From Just Me:
I have emailed the reporters at the Weekly Standard (using their internal email box) thanking them for this article, and have tweeted this..and sent to a couple reporters this morning, but out of time. Have to run to town.
Obama Burdens the Banks and you did not know! @weeklystandardbit.ly/ztzA5p MUST READ about #DATCA the domestic version of #FATCA
Obama Burdens the Banks
The costliest regulation you’ve never heard of..
JAN 23, 2012, VOL. 17, NO. 18 • BY IKE BRANNON AND SAM BATKINS
That is a very good article and confirms what I suspected – sweeten the deal for other countries and maybe they will go along with FATCA. At least that is my take on it. Oh, those folks are diabolically clever….
As a previously article pointed there is a lack of equality between what the U.S. is proposing to do and what they are demanding of others. In the situation with DATCA it is the IRS that will report financial information to foreign governments. But in the case of FATCA the U.S. is demanding that the foreign banks report directly to the IRS and not through their national taxing agencies.
The difference between the two reporting systems is that the IRS will get have access to the information prior to that of the foreign taxing regime. This would give the U.S. government unfair access and ability to alter the information that is being sent.
But the bizarre thing is that “reporting of interest paid to non-US depositors” is NOT a sweetener for the very countries the IRS claims to be targeting with FATCA: “tax havens”. Every single tax haven country in the world (and plenty of non-tax havens) has a territorial tax system. They do not care one whit if their residents or companies are earning bank interest in the US or capital gains in Antarctica or whatever.
If the IRS are trying to fight tax haven abuses, they’re doing it wrong. But if they’re just trying to invade the privacy of every American and Western European, they’re doing a stand-up job. If you have a tinfoil hat, you might even conclude that was their real goal in the first place …
Incidentally, not a single Hong Kong bank has even mentioned the word “FATCA” yet on their websites. I talked to the manager at my local branch last week; she’d barely heard of FATCA and had no idea if her bosses were making plans to deal with it yet.
Very good point there, Eric. If a country doesn’t have citizen based taxation then the IRS offer is meaningless.
From the article: “The Treasury estimates that the costs to comply with the regulation would be minimal, with banks needing no more than 15 minutes to comply, summing to a grand total (when multiplied by the roughly 8,000 banks and other depository institutions affected) of 2,000 hours of employee time, or somewhere just south of $100,000 per annum. ”
So, basically their thinking is that “we’ll offer the Europeans something that we can whip together in 15 minutes” which costs hardly anything for a large bank to implement, whilst at the same time requiring all foreign banks to implement legislation that will cost 1.000 times more for the foreign banks to implement. Sure, seems like a fair deal to me…
The US seems determined to make sure that nobody will want to invest there, especially those from “unstable” countries. If you were from a country with an untrustworthy or corrupt government would you invest your money in the US, knowing that it would then be reported back to them? This needs to die just as quick a death as FATCA.

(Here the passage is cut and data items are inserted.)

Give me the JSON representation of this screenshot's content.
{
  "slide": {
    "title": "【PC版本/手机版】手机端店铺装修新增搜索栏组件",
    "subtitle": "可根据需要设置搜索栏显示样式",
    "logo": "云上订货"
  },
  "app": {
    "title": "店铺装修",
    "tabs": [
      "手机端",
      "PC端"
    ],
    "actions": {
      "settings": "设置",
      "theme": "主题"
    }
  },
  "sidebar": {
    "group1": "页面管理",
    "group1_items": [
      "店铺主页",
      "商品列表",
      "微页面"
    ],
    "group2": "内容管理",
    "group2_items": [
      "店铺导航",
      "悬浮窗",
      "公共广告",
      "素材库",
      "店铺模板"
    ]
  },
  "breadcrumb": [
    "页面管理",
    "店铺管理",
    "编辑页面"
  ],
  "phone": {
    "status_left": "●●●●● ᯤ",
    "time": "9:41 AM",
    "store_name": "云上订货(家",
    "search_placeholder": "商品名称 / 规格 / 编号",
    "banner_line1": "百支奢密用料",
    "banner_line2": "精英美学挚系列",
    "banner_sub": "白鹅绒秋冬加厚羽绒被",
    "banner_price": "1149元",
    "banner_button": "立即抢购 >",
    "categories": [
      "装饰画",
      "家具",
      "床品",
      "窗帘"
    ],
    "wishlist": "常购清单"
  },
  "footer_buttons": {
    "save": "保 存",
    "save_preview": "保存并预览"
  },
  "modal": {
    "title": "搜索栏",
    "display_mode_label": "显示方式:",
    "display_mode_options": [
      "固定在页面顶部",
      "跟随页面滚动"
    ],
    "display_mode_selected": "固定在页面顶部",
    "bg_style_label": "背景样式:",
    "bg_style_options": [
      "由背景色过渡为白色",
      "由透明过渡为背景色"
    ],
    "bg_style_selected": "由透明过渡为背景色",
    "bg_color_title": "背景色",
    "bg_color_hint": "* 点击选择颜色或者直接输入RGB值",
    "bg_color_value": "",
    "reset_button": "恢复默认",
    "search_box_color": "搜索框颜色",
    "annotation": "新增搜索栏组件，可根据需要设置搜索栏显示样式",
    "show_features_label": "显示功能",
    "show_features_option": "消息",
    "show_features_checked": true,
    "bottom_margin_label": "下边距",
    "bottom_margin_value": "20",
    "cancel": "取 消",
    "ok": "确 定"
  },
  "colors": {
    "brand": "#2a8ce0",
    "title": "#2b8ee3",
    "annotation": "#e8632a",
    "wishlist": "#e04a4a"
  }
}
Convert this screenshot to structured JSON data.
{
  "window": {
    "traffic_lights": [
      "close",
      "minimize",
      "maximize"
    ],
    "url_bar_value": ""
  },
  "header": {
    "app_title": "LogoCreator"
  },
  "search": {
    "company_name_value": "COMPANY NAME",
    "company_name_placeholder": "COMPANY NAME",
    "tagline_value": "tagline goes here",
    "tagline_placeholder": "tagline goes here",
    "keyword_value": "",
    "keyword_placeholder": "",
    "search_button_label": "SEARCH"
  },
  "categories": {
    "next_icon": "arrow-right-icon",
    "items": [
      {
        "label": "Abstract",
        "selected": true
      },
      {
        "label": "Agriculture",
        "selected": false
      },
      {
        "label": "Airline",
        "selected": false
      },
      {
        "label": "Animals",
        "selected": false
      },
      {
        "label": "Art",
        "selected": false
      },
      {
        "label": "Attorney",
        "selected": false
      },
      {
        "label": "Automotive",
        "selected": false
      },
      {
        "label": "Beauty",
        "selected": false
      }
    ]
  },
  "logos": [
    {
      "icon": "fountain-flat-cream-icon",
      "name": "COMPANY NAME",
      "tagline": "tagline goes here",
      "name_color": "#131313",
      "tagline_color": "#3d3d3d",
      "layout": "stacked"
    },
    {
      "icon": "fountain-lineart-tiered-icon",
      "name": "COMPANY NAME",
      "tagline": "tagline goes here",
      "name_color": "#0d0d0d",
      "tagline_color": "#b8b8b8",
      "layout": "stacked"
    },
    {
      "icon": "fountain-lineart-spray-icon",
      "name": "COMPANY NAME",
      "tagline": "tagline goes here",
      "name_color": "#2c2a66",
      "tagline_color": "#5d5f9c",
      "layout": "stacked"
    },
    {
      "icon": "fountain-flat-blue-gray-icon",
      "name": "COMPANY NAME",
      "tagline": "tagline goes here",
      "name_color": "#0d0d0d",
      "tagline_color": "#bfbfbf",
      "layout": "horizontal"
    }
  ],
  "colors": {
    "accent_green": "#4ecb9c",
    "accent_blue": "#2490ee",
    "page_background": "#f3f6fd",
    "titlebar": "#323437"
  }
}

Earlier comment at functionally defunct Expat Tax Forum rumored a two-year wait list for renunciations in Hong Kong.
Thanks, I’ve heard that too. Officially when you call the consulate and ask for the appointment, they say they can give you one in a few months. But they demand that you have proof of your other citizenship in hand. And they enforce the BS “period of reflection” before the second appointment. On the phone they wouldn’t tell me how long the delay for that was. People also say that the HK government got an unexpectedly high volume of naturalisation applications this year and so there’s delays from that side as well. So I wouldn’t be surprised if the total length of the process indeed added up to two years.
Anyway, two interesting things will happen later this month which should shed some light on all the rumours: the HK government will release the FY2012 budget (including target processing times for naturalisation applications, and whether the Immigration Department met that target – in the past it’s been 80% of applications finalised within 3 months). And of course, the Q4 2011 renunciation list will get published in the Federal Register, so we can see if there’s been an unexpected surge in numbers.